1. Sejak titik api mulai meluas di Riau, Menteri LHK meminta Dirjen Gakkum segera menurunkan tim ke lokasi melakukan penyelidikan.

2. Tim pertama turun ke lokasi yang dikuasai PT APSL, Senin 29 Agustus 2016. Tim sempat melakukan komunikasi dengan pengelola lahan sebelum masuk ke areal perusahaan. Di lokasi pertama ditemukan areal terbakar mencapai 600 ha. Tim sempat masuk lebih kedalam lagi pada areal kebun sawit yang terbakar yang diperkirakan lebih dari 2000 Ha. Akan tetapi tim mengalami kesulitan karena asap cukup tebal.

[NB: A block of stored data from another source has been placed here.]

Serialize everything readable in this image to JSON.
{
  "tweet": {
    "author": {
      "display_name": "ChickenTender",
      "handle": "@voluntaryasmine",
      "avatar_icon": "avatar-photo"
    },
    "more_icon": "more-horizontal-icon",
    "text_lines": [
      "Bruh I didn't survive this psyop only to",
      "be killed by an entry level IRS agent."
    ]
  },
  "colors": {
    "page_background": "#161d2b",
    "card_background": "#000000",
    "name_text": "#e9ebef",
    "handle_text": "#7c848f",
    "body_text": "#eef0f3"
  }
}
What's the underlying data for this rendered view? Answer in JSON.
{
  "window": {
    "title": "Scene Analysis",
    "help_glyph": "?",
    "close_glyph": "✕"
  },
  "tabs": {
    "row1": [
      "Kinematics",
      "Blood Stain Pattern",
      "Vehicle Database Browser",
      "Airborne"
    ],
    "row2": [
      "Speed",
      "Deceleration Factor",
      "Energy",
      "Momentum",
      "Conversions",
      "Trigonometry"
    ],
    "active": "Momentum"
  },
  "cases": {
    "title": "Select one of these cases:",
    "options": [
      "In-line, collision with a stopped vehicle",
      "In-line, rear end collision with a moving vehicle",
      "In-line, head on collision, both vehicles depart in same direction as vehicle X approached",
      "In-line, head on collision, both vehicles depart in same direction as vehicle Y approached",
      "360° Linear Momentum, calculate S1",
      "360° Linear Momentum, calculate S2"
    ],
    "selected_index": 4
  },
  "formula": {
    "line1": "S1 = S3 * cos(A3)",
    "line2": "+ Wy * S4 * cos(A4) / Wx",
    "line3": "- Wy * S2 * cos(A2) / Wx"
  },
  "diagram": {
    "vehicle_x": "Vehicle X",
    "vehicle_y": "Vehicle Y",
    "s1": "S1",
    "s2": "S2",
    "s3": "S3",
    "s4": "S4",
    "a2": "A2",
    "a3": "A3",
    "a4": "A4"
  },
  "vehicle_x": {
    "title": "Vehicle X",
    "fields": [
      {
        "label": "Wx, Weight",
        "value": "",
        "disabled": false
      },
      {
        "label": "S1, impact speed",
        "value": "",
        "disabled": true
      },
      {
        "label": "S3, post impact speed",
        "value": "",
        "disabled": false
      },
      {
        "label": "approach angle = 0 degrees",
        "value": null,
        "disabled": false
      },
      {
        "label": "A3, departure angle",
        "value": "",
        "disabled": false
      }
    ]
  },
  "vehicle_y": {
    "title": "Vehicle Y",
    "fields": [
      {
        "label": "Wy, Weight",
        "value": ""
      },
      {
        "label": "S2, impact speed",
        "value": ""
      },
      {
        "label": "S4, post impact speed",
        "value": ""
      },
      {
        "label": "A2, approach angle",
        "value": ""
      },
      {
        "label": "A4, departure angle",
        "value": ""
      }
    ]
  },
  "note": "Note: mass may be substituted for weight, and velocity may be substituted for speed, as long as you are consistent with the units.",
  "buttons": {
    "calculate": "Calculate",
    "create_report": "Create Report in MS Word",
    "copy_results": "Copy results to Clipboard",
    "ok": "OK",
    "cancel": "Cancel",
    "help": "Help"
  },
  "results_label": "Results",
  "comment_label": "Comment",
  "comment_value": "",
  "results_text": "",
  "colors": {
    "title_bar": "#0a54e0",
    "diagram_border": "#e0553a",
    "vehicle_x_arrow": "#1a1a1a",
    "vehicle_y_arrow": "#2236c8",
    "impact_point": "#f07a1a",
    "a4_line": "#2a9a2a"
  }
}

3. Selasa 30 Agustus 2016, dipimpin Dirjen Gakkum, tim KLHK kembali ke lokasi dan masih menjumpai ada masyarakat yang mengungsi di luar areal terbakar. Mereka telah mendirikan tenda beberapa hari dilokasi pengungsian tersebut.

Setelah diselidiki, ternyata mereka merupakan pekerja yang didatangkan dari daerah lain, dan selama ini beraktifitas di dalam areal yang dikuasai perusahaan. Rumah mereka ikut terbakar karena meluasnya titik api di dalam lokasi kebun.

4. Dalam penguasaan secara illegal kawasan yang terbakar tersebut, setelah ditelusuri lebih jauh, PT. APSL diduga memfasilitasi pembentukan tiga kelompok tani untuk mengelola kebun sawit dengan PT APSL bertindak sebagai 'bapak angkat'. Masyarakat dimaksud tak lain adalah pekerja dari perusahaan itu sendiri yang dibentuk melalui kelompok tani. Dari foto yang didapat, terlihat pengelolaan kebun sawit dilakukan secara profesional dan terkoordinir.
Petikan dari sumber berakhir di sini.